Já experimentei o Truecrypt. Tenho-o instalado aqui... É um software bastante respeitado no universo de segurança da informação. Ele cria discos virtuais criptografados. Daí, "abre-se" o disco, salva-se o que quiser nele, como se fosse um disco comum, e uma vez fechado é um bloco intransponível a quem não tiver a senha de acesso.
Além disso, o Truecrypt fornece um recurso extremamente complicado para quem pretenda obrigar o "dono" do cifrado a abri-lo (seja por coação legal, supostamente "boa" se não estivermos falando de uma ditadura, seja por coação física ou moral feita por um criminoso): ele cria - ou não, pois isso é um recurso opcional - um disco virtual cifrado dentro de outro disco virtual cifrado, cada um com uma senha diferente. Como se fosse uma caixa dentro de uma caixa. Se usada a senha da "caixa" externa, ele a abre, sem dar indícios de que há uma "caixa" criptografada dentro dela (pois o disco interno, cifrado, é indistinguível de dados aleatórios do espaço não ocupado da "caixa" externa). É possível, então, deixar ali arquivos não tão importantes, como se esses fossem o objeto da proteção. Aparentemente, é impossível provar que há outro cifrado dentro do cifrado. É impossível provar se o usuário usou ou não usou esse recurso da "caixa dentro da caixa". Coagido - legal ou ilegalmente - a fornecer a senha, o usuário pode simplesmente entregar a senha do cifrado externo.

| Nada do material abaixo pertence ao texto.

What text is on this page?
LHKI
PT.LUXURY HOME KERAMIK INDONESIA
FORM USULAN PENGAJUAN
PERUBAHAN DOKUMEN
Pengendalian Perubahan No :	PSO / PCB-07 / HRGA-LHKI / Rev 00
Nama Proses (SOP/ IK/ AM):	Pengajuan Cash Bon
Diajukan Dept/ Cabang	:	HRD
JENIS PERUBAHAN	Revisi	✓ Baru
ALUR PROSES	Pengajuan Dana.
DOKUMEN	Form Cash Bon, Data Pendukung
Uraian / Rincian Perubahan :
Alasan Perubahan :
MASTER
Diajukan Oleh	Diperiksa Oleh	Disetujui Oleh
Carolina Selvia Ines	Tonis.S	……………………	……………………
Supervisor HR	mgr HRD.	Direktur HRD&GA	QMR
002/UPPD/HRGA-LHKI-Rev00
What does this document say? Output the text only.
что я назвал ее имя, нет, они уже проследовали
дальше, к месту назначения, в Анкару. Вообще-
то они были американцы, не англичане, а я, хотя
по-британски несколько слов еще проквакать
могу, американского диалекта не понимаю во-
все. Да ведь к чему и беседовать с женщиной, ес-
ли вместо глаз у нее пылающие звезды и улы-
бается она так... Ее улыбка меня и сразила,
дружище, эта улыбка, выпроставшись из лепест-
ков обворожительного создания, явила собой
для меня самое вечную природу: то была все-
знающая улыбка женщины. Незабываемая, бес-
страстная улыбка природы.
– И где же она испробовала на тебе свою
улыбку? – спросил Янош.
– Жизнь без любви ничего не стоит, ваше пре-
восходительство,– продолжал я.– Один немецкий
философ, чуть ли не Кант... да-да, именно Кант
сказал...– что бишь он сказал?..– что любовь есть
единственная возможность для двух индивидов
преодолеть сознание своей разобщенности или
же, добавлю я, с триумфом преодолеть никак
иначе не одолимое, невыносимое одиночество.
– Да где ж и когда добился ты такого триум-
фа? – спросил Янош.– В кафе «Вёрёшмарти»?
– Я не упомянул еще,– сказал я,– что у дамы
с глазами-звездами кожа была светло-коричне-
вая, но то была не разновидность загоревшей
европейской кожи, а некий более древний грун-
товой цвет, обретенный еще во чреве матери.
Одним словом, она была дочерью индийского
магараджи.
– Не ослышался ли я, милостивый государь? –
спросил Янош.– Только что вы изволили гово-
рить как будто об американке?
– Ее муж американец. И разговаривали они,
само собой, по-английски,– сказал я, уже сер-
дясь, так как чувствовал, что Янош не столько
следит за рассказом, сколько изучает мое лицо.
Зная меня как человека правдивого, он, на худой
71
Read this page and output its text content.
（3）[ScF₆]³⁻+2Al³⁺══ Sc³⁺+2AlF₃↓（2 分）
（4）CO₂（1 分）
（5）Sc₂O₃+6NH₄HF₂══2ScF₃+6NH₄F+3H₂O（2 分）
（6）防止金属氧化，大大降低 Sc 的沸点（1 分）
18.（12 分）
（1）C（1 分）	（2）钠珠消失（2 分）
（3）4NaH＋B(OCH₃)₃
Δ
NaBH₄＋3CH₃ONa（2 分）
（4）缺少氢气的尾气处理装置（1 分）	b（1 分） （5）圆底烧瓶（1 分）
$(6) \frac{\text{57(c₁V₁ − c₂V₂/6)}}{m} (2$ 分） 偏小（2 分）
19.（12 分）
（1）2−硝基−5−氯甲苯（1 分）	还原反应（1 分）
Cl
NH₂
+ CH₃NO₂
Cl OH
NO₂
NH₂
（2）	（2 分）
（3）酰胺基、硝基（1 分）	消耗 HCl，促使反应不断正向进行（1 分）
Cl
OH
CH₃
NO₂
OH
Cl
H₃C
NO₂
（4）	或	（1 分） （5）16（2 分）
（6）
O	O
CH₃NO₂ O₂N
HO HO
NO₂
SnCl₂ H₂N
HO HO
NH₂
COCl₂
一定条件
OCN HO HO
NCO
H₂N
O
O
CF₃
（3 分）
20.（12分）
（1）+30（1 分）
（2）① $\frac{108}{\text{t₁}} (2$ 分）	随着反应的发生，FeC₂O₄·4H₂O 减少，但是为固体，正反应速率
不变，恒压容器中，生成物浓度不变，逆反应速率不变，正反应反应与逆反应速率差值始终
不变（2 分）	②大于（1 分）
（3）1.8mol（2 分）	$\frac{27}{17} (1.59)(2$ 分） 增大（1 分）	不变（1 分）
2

Por sua vez, se usada a senha da "caixa" interna, o Truecrypt a abre diretamente.
Conforme eu disse naquele post de 2008, se a criptografia fosse mesmo boa, como parece ser o caso, só restaria tentar um ataque de força bruta sobre a senha de acesso e tentar experimentar alguns zilhões de possibilidades. Pelo que dizem as reportagens, foi o que o FBI tentou fazer, sem sucesso, por meses a fio. Tentaram um ataque de "dicionário", isto é, de posse de um arquivo com algumas muitas e muitas palavras possíveis, experimentaram todas para ver se acertavam a senha. Se a senha fosse algo tolo, como um nome próprio, ou palavra regular de um idioma, possivelmente o FBI teria conseguido decifrar os arquivos após alguns meses de trabalho. De nada adianta a matemática ser boa se o usuário escolhe uma senha fraca...
Mas, se a senha for grande e formada por caracteres aleatórios, e memorizada pelo "dono" do cifrado, fica realmente muito difícil quebrar a proteção. Pelo visto, é o que acontece com os arquivos de Dantas...
Nessa altura dos acontecimentos, acho que o Governo deveria contratá-lo, como consultor de segurança da Receita Federal. Pelo visto, ele sabe bem como proteger um segredo!